Rejoining forces: a new (old) partnership with the Harvard Center for Geographic Analysis

Today, with great pride, MapD is announcing a partnership with the Harvard Center for Geographic Analysis (CGA). We will be working with CGA to build new geospatial functionality into the MapD Core database, to improve hydrological modeling and visualization and allow for more accurate flood prediction and water-supply estimation. By combining CGA’s geospatial expertise with our team’s knowledge of high-performance analytics, we hope to build MapD into an even better platform for analyzing data at scale. More details of the collaboration can be found in the press release, however I want to focus in this blog post on the story behind this partnership.

In many ways, this announcement means coming full circle for the MapD project. More than five years ago, in the spring of 2012, while in my final semester at Harvard, I started work on the first iteration of MapD (then an acronym for Massively Parallel Database). Needing to analyze and visualize hundreds of millions of tweets for my thesis on the Arab Spring, and encouraged by MIT professor (and now board member) Sam Madden (whose database course I was cross-enrolled in), I envisioned a system that would enable analysts and data scientists to query and visualize massive datasets instantly.

Much of the data I was working with had a spatiotemporal component, which led me to seek out the advice and guidance of Harvard CGA. There I quickly struck up a friendship with Ben Lewis, who was spearheading WorldMap, a project that enables researchers worldwide to share and collaborate on open geospatial datasets.

Ben and I believed that GPUs, by virtue of their massive computational throughput and their native visualization capabilities, could give geospatial analysts the ability to explore massive datasets interactively and in real-time. Then, as now, analysts had access to a myriad of GIS tools, that while functionally powerful, could not scale to the data volumes required by Internet of Things, telematics, wireless handsets, and social media use cases.

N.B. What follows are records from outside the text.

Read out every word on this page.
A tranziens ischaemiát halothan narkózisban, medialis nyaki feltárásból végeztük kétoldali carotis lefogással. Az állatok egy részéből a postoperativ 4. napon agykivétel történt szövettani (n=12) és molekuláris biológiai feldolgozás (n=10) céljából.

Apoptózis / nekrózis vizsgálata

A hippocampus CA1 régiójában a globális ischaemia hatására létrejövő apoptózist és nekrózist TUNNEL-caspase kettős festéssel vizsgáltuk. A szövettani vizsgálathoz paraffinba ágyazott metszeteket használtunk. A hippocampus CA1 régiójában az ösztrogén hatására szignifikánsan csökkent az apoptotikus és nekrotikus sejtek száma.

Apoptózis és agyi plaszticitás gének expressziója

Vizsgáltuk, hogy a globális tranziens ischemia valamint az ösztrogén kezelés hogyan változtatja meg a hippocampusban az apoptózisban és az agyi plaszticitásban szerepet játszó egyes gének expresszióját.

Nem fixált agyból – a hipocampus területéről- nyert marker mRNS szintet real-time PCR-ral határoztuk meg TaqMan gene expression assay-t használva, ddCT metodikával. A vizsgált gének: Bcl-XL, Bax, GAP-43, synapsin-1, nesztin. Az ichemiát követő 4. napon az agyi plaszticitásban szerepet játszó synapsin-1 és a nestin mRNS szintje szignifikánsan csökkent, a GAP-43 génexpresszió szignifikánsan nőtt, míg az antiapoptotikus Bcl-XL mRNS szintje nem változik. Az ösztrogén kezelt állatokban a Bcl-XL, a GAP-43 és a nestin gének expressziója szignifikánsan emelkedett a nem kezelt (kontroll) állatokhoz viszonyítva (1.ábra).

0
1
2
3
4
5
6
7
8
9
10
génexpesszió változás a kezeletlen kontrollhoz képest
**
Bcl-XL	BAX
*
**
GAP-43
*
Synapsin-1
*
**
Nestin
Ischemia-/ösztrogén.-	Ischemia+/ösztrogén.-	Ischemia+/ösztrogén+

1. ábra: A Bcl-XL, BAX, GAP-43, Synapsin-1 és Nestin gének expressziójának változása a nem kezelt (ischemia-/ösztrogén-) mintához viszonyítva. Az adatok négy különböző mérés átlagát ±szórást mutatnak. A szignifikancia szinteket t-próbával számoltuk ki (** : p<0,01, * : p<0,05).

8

Harvard CGA was the first to buy a dedicated server to run the technology, a Supermicro system with four NVIDIA GTX 680 cards. They had a relatively paltry 4GB of VRAM each (compared to cards with up to 32GB VRAM today), but it was enough for us to power the first MapD Tweetmap, enabling interactive analysis of hundreds of millions of tweets, and to serve up all digital media for the Japan Disaster Archive, an online museum memorializing the Fukushima tragedy.

Even after I started as a research fellow at MIT CSAIL, I continued my collaboration with Harvard CGA. Ben and I would dream together a future era of GPU ubiquity, one where analysts and data scientists to explore unfathomably large datasets across tens or hundreds of GPU servers. Five years later, that dream is fast becoming reality.

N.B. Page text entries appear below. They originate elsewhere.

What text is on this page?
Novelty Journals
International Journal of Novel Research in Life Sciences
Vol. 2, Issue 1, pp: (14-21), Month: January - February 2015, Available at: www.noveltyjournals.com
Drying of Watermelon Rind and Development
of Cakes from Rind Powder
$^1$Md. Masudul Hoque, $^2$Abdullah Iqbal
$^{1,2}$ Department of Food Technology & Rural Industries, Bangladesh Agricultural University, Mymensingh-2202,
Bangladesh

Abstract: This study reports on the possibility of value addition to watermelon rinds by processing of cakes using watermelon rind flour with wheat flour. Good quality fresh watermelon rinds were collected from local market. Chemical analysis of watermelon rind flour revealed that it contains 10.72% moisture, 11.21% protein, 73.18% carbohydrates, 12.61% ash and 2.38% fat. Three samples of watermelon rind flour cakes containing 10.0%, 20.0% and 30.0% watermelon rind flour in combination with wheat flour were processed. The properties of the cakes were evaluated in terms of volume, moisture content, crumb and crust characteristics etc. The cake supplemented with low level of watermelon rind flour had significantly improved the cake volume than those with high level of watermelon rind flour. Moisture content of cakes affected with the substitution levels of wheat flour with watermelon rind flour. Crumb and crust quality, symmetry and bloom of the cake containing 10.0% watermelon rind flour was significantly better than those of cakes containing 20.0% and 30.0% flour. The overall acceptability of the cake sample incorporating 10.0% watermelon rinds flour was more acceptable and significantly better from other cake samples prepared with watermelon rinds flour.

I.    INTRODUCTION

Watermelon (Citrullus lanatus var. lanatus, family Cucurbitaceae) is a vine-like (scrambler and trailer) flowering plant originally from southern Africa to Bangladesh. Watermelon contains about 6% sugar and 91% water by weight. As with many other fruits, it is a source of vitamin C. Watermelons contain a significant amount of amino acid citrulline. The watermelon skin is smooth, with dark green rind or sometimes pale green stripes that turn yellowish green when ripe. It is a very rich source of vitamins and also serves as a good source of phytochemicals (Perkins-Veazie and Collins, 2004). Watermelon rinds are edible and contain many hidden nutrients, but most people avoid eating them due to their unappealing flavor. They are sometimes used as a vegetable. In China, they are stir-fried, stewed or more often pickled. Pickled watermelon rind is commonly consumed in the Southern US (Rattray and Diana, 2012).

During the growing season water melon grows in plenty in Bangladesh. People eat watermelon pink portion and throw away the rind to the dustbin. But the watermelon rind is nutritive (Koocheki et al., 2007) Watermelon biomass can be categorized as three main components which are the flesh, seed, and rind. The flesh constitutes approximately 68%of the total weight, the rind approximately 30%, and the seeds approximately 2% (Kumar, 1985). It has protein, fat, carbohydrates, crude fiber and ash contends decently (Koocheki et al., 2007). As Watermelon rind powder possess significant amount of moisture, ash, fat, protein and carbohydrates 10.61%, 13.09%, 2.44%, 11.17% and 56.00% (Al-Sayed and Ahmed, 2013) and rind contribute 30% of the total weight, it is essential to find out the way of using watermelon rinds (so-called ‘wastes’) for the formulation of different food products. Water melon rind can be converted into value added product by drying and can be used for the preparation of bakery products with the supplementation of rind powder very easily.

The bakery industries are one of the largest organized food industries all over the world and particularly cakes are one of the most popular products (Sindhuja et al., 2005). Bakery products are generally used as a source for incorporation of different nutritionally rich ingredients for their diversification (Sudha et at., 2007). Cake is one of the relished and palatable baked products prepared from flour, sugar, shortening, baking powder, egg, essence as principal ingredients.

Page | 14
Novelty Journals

I want to end by noting that since the beginning of our work together, Ben persistently advocated for open sourcing the MapD database. It is thus fitting to announce this partnership five years later at the FOSS4G conference in Boston alongside him and the entire CGA team, with MapD finally open source. Open source, as Ben would note, enables collaborations that are simply not possible with proprietary software, and he was completely right. I look forward to a fruitful future of such collaborations with the academic community and beyond, with Harvard CGA once again paving the way.